The Florida land bubble that peaked in 1925 was the biggest real estate expansion during the first half of the twentieth century, spreading far beyond the sunshine state and ending with the onslaught of the stock market crash in 1929 and the resulting Great Depression. From 1925 to 1929, home prices declined a total of 31 percent, and the unemployment rate rose to 25 percent at the peak of the Depression. In later years, there were six cyclical production-peaks of new homes (1963, 1972, 1978, 1986, 1998, and 2005) that were soon followed by busts. The United States also suffered severe periodic banking and trading crises, starting as far back as 1775.
Over a period of 233 years (1775-2008), thirty-one financial sector crises (or boom-bust cycles) have hit the United States, an average of one every eight years. In some sense, they seem the inevitable result of the country’s vast land area, which encouraged speculators to take excessive risks. Coupled with extreme and unregulated capitalism, the system often bred illogical enthusiasm for quick profits.
As such, future financial shocks are assured. It’s part of the American existence. Although very few people know when or how the next crisis will hit, it could be related to the Internet (thin cyber-attacks), war, environmental disasters, European sovereign debt defaults, a massive sell of a Treasuries by the Chinese, a commodity-price crash, or the US government’s daunting fiscal challenges. It’s impossible to accurately predict how these ultra-complex and interrelated factors will play out in the future.
Technology played a vital part in delivering the economic and cultural good times that most of America enjoyed since the 1920s. Henry Ford blazed the way with his Model T, selling more than fifteen million of them by 1927. The automobile’s popularity and the construction of roads and highways – pouring fresh public funds into the economy – brought tremendous economic prosperity and a new love affair with spending.
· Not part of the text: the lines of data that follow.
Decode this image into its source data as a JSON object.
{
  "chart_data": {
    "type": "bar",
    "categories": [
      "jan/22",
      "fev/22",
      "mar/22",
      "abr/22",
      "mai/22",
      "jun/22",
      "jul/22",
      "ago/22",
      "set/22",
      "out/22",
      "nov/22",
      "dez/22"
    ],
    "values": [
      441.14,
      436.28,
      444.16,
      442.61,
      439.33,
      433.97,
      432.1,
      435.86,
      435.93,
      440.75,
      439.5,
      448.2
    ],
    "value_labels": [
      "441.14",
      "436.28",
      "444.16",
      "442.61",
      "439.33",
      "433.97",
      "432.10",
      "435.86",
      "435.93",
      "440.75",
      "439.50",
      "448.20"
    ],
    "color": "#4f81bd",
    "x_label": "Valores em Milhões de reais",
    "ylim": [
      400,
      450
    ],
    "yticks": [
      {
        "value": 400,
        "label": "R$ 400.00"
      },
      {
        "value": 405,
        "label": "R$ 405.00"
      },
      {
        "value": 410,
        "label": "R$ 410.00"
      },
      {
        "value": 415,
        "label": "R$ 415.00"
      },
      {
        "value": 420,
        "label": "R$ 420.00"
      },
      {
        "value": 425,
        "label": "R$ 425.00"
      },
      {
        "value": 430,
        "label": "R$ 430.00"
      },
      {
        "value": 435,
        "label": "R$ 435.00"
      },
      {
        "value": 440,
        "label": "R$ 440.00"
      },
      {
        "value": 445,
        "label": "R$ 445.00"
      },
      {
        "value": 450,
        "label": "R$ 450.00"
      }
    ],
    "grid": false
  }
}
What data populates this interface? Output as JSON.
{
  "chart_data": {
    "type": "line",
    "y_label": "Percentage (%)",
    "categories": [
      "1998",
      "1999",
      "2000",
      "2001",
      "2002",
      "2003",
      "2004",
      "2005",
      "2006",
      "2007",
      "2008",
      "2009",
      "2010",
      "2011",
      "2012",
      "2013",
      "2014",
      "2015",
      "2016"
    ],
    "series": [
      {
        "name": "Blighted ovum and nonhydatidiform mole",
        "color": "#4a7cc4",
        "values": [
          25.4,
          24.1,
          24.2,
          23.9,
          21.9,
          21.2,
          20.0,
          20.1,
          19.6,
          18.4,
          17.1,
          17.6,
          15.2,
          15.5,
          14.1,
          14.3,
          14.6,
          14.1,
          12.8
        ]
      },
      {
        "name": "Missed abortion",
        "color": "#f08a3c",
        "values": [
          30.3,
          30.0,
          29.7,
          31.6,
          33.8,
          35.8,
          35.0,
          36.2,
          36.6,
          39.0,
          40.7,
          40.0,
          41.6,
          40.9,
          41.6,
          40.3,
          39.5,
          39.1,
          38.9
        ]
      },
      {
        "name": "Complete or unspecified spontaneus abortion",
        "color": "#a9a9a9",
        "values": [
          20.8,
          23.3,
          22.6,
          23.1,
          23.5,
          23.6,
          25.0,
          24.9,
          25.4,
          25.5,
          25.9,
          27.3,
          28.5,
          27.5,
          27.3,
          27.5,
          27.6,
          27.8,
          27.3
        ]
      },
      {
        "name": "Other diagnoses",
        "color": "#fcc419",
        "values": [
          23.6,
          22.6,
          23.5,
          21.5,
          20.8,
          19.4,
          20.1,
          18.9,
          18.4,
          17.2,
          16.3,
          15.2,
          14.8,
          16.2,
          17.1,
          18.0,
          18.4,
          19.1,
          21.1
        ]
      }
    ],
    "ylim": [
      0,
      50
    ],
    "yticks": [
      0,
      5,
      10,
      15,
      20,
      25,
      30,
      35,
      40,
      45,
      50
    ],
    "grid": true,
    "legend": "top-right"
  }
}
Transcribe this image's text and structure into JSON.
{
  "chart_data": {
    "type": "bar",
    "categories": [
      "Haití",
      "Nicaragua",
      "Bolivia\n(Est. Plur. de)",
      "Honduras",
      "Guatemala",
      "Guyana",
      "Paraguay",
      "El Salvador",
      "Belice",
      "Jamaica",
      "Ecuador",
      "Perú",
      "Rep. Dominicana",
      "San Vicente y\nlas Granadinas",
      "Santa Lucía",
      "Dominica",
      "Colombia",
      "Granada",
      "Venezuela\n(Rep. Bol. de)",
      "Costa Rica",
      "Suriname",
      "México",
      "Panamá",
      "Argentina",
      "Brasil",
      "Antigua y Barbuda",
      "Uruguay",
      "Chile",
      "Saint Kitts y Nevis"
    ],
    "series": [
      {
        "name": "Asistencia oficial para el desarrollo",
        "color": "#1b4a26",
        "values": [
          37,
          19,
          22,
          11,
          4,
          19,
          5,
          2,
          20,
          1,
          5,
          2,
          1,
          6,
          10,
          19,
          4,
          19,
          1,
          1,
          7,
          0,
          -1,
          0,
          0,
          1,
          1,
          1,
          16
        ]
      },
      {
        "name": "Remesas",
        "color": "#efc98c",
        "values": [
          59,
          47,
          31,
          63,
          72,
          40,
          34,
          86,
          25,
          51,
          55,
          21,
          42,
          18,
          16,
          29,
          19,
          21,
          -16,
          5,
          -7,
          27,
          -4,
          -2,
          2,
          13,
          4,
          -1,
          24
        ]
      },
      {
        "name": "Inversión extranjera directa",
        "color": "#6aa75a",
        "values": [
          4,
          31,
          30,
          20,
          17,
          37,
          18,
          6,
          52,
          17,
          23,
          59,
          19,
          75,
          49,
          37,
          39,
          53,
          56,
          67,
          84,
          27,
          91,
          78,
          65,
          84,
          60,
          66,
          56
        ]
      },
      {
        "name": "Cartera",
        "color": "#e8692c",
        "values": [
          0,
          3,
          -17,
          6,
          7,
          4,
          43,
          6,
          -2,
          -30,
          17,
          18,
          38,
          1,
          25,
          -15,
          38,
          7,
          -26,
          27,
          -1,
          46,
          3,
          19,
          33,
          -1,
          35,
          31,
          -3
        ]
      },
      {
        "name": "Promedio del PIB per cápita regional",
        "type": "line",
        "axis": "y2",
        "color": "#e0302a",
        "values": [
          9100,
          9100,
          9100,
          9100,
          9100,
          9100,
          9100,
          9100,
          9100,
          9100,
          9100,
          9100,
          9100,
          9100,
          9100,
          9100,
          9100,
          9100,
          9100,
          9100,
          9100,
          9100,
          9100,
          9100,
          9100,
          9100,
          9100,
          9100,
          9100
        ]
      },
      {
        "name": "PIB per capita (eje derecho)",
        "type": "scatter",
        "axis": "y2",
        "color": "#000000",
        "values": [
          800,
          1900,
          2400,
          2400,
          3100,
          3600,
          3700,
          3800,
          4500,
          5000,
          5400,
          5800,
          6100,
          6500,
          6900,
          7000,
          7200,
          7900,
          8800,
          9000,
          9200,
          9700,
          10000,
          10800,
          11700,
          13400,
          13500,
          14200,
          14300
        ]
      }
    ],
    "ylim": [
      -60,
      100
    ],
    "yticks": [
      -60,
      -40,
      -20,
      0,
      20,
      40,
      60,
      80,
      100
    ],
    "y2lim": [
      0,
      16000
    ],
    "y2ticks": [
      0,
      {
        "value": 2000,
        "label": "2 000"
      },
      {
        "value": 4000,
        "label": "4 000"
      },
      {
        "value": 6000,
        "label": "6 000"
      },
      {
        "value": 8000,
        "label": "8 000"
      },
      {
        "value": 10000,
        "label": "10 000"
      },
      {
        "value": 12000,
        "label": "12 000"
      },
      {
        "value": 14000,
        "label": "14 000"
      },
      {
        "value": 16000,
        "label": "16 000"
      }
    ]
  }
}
Canned foods, ready-made clothing, and household appliances, for example, liberated women from much household drudgery. The influence of Ford’s methods of mass production and efficiency also enable other industries to produce a huge variety of consumer appliances.
After World War II, there was a boom in general aviation, both private and commercial, as thousands of pilots were released from military service and many inexpensive war-surplus transport and training aircraft became available.